Charles hesitated, then hastily drew on his cassock and tip-toed across the passage. Heavenly messengers wouldn't need to open doors, and the white around this one's head looked more like a bandage than a halo. The lambent light in Guise's chamber was just enough to show him that it was empty and he went softly across it to the adjoining study. Guise wasn't there, but the apparition was.
“Antoine?”
The small white shape whirled away from the far wall where it was standing in front of a tapestry. It stretched its arms out stiffly, took a step, and crumpled to the floor with a loud moan. Hoping that the child hadn't hit his head again in the course of his performance, Charles went to him and shook him gently by the shoulder.
“Get up, it's all right.”
But Antoine didn't and Charles was afraid that Guise would come back at any moment. He gathered the boy up and carried him into the passage, shut Guise's door, and hurried down the stairs. As they passed beneath a landing window, Charles looked down at Antoine in time to see the brief bright gleam of an eye.
“Are you all right,
mon petit
?”
The little body went as still as a hunted rabbit.
“What were you doing in there? Where is your godfather?”
Antoine squeezed his eyes more tightly shut and stayed as mute as a rabbit. When they reached the infirmary, Charles put him down on the disheveled narrow bed and spread the blanket over him.
“Frère Brunet,” he called. “Wake up, please,
mon frère
.”
The soft snores from the adjoining chamber turned to gurgles and snorts, and the infirmarian appeared in the doorway in his long shirt, blinking and yawning.

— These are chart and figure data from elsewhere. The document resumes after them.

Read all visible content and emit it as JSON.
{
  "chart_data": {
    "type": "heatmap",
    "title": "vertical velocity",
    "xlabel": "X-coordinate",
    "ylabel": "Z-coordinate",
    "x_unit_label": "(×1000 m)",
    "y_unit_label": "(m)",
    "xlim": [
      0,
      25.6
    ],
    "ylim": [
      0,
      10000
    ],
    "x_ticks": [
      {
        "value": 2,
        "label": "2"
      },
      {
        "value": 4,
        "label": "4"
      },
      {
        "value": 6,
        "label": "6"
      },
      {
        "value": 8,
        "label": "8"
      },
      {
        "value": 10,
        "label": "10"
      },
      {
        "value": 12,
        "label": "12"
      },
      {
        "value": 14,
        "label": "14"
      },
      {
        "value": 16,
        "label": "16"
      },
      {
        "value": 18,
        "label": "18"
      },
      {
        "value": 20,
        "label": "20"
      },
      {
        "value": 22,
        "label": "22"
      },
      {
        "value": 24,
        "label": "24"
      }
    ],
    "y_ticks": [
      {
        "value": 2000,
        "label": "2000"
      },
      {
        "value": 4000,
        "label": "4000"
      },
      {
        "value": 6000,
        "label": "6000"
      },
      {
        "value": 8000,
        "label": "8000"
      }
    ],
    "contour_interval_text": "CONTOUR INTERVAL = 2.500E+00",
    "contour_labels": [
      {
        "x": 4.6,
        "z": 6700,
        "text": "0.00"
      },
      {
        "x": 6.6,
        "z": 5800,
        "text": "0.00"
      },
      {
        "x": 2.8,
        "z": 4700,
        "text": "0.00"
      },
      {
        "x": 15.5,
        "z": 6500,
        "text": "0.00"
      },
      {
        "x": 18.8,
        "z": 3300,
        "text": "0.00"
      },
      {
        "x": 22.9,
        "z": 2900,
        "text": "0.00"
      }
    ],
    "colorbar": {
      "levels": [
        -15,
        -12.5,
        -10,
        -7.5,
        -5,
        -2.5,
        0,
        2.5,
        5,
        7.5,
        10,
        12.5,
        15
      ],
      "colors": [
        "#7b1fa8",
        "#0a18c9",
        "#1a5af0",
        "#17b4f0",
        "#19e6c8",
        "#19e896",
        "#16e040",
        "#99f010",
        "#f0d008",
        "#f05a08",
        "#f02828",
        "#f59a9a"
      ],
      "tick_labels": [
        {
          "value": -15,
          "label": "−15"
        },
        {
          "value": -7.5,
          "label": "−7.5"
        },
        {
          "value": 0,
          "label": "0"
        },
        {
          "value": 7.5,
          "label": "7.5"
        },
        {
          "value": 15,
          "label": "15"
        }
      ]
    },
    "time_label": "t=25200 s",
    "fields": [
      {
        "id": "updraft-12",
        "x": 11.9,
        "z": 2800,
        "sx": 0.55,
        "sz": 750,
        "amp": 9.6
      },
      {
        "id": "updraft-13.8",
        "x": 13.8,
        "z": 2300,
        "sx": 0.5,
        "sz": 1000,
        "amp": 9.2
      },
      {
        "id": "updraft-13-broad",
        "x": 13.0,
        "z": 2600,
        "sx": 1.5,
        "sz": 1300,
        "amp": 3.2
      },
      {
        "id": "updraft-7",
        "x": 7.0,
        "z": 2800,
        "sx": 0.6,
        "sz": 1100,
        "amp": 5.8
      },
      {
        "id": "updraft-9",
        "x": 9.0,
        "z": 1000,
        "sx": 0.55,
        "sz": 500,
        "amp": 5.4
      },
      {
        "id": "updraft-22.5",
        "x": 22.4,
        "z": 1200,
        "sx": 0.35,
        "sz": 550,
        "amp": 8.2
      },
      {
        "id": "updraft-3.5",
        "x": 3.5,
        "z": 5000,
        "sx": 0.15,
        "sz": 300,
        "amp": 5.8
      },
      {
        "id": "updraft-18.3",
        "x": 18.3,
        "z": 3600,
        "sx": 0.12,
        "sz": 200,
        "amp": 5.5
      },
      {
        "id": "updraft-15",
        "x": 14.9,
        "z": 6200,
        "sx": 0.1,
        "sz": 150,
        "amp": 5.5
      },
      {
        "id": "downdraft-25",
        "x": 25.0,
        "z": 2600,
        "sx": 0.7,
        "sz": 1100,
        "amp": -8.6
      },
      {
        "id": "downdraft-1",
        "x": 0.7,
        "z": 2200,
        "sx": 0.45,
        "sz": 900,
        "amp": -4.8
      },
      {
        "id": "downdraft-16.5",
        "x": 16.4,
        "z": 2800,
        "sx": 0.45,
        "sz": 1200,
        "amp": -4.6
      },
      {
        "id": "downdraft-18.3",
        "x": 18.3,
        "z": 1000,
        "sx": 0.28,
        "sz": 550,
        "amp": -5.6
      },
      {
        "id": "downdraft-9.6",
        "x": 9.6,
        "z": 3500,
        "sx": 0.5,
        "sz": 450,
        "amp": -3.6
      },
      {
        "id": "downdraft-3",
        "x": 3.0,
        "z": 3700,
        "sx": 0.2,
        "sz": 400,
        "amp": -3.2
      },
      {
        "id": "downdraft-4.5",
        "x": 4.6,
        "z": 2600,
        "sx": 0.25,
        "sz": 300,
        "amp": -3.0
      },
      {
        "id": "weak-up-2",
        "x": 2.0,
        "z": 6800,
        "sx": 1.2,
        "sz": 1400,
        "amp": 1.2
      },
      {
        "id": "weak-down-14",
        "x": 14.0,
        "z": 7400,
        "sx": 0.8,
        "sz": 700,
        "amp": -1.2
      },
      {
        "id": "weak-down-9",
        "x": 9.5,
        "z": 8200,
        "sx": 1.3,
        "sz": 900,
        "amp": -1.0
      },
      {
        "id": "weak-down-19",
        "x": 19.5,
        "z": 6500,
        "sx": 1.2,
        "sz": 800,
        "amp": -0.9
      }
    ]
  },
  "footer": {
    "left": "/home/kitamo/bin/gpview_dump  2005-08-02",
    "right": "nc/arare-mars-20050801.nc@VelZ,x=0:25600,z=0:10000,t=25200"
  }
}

“What is it? Is someone ill?”
“It's Antoine Douté. I found him in the main building,” Charles said loudly and clearly, watching the child's suspiciously still face. “Sleepwalking, it seemed.”
Brunet took the oil lamp from its bracket and bustled over to the bed. He set the lamp on the bedside table, felt Antoine's forehead below the bandage, and lifted one of his eyelids. “Sleepwalking? I didn't know that he sleepwalks. Tsk. He's chilled. But his pulse is steady. You did well not to wake him. Now he just needs to be warmed.” He tucked the blanket around Antoine and peered up at Charles. “It's Maître du Luc, isn't it? It's good that you found him,
maître
. I'll sit with him to see he stays put and give him something soothing if he wakes.”